Rose hips and bufflo berries on the North Dakota prairie
Rose hips and buffalo berries on the North Dakota prairie. Sharptail grouse like them.

It was good to disappear. I geocached along the Niobrara River, hunted ducks in North Dakota — where “to combine” is the verb of autumn, and you accent the first syllable — and ended up finally at the Black Hills Powwow in my old hometown of Rapid City.

I ate way too much greasy food in small-town cafes but have also been reminded how much I like the taste of wild duck. I watched a badger  roam in the great empty heart of South Dakota, which is how I designate all the country south of Lemmon.

More about the powwow later.

I returned to find the “progressive” blogosphere enjoying its annual Ten Minutes of Hate against Christopher Columbus, whom we apparently must now regard not  as a 15th-century European with the mindset of his time but as truly evil.

The Italian immigrants and their descendants who pushed for the holiday were not celebrating evil, notes political blogger Walter Russell Mead.

In American history, the fight to make a holiday on Columbus Day actually had almost nothing to do with the actual arrival of Christopher Columbus in the western hemisphere.  It wasn’t about celebrating the European conquest of the Americas or the extirpation of the native tribes.

The day was made a holiday after years of lobbying as a way of recognizing the contribution of Roman Catholics and immigrants generally to American life.  It is a holiday to celebrate diversity, not to commemorate the imperial outreach of Ferdinand and Isabella, a deeply regrettable couple who were notorious oath breakers, inquisitors and anti-Semites.

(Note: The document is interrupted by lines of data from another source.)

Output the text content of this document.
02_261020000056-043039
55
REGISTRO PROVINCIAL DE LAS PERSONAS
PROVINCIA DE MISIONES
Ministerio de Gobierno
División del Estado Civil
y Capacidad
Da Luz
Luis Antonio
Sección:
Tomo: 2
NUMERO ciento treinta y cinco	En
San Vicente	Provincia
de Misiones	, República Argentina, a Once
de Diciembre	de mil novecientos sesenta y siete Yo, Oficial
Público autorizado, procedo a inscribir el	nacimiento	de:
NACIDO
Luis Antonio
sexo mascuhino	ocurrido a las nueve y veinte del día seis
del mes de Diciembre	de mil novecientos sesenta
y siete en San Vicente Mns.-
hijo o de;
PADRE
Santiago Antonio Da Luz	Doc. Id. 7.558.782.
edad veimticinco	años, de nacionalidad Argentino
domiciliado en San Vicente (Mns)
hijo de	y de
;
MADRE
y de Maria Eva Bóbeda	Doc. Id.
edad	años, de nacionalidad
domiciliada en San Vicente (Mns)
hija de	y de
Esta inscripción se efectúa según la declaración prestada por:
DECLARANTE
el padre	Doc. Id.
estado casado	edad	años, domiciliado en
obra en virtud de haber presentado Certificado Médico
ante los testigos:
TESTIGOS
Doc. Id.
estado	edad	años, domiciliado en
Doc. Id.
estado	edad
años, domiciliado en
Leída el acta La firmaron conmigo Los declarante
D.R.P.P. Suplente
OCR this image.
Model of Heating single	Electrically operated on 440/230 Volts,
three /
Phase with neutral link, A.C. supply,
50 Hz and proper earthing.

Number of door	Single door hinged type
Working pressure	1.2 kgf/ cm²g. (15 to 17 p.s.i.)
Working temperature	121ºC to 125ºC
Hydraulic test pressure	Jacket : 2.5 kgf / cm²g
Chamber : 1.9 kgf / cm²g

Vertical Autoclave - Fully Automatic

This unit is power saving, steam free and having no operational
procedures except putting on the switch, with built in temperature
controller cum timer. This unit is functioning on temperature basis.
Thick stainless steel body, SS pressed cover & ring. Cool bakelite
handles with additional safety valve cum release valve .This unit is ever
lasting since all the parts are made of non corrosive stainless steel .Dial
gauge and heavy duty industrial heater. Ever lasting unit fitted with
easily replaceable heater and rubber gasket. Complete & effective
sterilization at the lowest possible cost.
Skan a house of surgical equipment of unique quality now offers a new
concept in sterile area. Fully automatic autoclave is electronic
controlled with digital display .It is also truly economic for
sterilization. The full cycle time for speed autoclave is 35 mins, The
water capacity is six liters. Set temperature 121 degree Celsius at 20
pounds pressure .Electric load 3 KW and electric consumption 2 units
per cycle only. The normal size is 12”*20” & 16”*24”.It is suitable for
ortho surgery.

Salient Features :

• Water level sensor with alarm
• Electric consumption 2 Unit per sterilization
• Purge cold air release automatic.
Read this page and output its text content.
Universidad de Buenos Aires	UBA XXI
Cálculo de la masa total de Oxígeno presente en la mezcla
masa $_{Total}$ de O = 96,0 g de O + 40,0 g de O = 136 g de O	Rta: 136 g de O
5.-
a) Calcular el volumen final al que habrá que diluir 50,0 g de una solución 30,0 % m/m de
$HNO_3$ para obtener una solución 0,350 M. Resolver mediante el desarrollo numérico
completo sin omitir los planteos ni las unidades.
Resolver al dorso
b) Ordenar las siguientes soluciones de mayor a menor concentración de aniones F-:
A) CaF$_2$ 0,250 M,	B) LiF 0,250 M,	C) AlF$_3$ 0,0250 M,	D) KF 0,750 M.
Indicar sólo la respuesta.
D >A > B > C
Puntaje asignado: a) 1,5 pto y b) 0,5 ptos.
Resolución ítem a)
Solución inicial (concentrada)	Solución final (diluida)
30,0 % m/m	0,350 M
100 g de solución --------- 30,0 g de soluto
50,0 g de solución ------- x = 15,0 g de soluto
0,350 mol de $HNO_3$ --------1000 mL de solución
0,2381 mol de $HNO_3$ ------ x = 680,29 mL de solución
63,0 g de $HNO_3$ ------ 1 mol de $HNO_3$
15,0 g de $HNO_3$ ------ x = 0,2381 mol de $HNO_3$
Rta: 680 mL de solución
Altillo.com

Not marching, but dancing.

Meanwhile, at the powwow — and it is no coincidence that it was held October 7th–9th — American flags were much in evidence and military veterans danced first, as happens at most powwows.

Isn’t culture complicated?

One thought on “Back at the PhD (Piled-high Desk)

  1. Pitch313

    Human cultures are complicated, and usually in ways that we do not anticipate.

    Consider that holidays are not what they used to be. Celebrations of community and neighborly solidarity have turned into mass opportunities to shop more and at odder hours. Often on Mondays, so they git better with work week requirements. And with lots of folks at work, so festivity comes to resemble a frantically snatched work break.